## Step 1: Solve the Problem Without ColumnTransformer
### 1.1 Import Necessary Libraries 📚

In [1]:
import pandas as pd  # 🐼 Importing pandas for data manipulation
from sklearn.preprocessing import OneHotEncoder, StandardScaler  # 🔄 For encoding and scaling
from sklearn.compose import ColumnTransformer  # 🧩 For applying column transformations

### 1.2 Create a Toy Dataset 🎲

In [2]:
# 🛠️ Creating a simple toy dataset with categorical and numerical columns
data = {
    'City': ['New York', 'Los Angeles', 'Chicago', 'Houston', 'Phoenix'],
    'Temperature': [85, 90, 78, 92, 105],
    'Humidity': [70, 65, 80, 60, 50]
}
df = pd.DataFrame(data)  # 📋 Converting the dictionary into a DataFrame for easier manipulation
df

Unnamed: 0,City,Temperature,Humidity
0,New York,85,70
1,Los Angeles,90,65
2,Chicago,78,80
3,Houston,92,60
4,Phoenix,105,50


### 1.3 Separate Numerical and Categorical Columns 🔍

In [3]:
# ✂️ Splitting the data into numerical and categorical subsets
numerical_features = df[['Temperature', 'Humidity']]  # 🌡️ Focusing on numerical columns (Temperature and Humidity)
categorical_features = df[['City']]  # 🏙️ Focusing on the categorical column (City)
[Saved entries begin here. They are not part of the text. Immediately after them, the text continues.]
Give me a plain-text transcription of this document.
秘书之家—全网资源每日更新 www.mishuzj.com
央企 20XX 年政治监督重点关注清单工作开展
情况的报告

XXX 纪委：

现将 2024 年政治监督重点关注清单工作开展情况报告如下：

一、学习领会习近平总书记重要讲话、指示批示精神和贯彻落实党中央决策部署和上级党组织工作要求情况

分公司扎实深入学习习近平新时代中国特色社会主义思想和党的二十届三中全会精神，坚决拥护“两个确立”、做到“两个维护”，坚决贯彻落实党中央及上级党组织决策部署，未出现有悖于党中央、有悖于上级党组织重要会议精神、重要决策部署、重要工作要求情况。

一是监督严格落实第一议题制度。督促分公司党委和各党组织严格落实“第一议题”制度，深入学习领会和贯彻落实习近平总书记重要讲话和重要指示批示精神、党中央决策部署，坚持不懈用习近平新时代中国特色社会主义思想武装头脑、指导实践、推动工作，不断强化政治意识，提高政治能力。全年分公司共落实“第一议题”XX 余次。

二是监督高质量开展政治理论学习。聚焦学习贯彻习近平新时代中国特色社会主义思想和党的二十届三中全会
### 1.4 Apply Transformations Individually ⚙️

In [5]:
# 🌈 One-hot encoding the categorical column (City) to convert it into numerical format
encoder = OneHotEncoder(sparse_output=False)
encoded_cities = encoder.fit_transform(categorical_features)

# 📏 Scaling the numerical features for normalization
scaler = StandardScaler()
scaled_numerical = scaler.fit_transform(numerical_features)

### 1.5 Combine Transformed Features 🔗

In [6]:
# 🔗 Combining the transformed categorical and numerical features into one array
import numpy as np

transformed_data = np.hstack([encoded_cities, scaled_numerical])
transformed_data

array([[ 0.        ,  0.        ,  0.        ,  1.        ,  0.        ,
        -0.5604198 ,  0.5       ],
       [ 0.        ,  0.        ,  1.        ,  0.        ,  0.        ,
         0.        ,  0.        ],
       [ 1.        ,  0.        ,  0.        ,  0.        ,  0.        ,
        -1.34500752,  1.5       ],
       [ 0.        ,  1.        ,  0.        ,  0.        ,  0.        ,
         0.22416792, -0.5       ],
       [ 0.        ,  0.        ,  0.        ,  0.        ,  1.        ,
         1.6812594 , -1.5       ]])

## Step 2: Solve the Problem with ColumnTransformer
### 2.1 Apply ColumnTransformer 🧩

In [7]:
from sklearn.compose import ColumnTransformer  # 🧩 For applying multiple transformations in a streamlined way

# 🏗️ Constructing the ColumnTransformer to handle both categorical and numerical columns in one go
column_transformer = ColumnTransformer(
    transformers=[
        ('encoder', OneHotEncoder(), ['City']),  # 🌈 Encoding the 'City' column
        ('scaler', StandardScaler(), ['Temperature', 'Humidity'])  # 📏 Scaling the numerical columns
    ]
)

### 2.2 Fit and Transform the Dataset Using ColumnTransformer 🚀

In [8]:
# 🚀 Applying the transformations to the entire DataFrame at once
transformed_data_with_ct = column_transformer.fit_transform(df)
transformed_data_with_ct

array([[ 0.        ,  0.        ,  0.        ,  1.        ,  0.        ,
        -0.5604198 ,  0.5       ],
       [ 0.        ,  0.        ,  1.        ,  0.        ,  0.        ,
         0.        ,  0.        ],
       [ 1.        ,  0.        ,  0.        ,  0.        ,  0.        ,
        -1.34500752,  1.5       ],
       [ 0.        ,  1.        ,  0.        ,  0.        ,  0.        ,
         0.22416792, -0.5       ],
       [ 0.        ,  0.        ,  0.        ,  0.        ,  1.        ,
         1.6812594 , -1.5       ]])

## Final Remarks 🌟
- **Without ColumnTransformer:** 
    - We manually encoded the categorical data and scaled the numerical data. Afterward, we combined them into a single dataset. This approach works, but it requires more steps and manual handling.
- **With ColumnTransformer:** 
    - The ColumnTransformer allows you to streamline this process, handling both categorical and numerical data in one step. It's more efficient and less error-prone, especially with larger datasets and more complex transformations.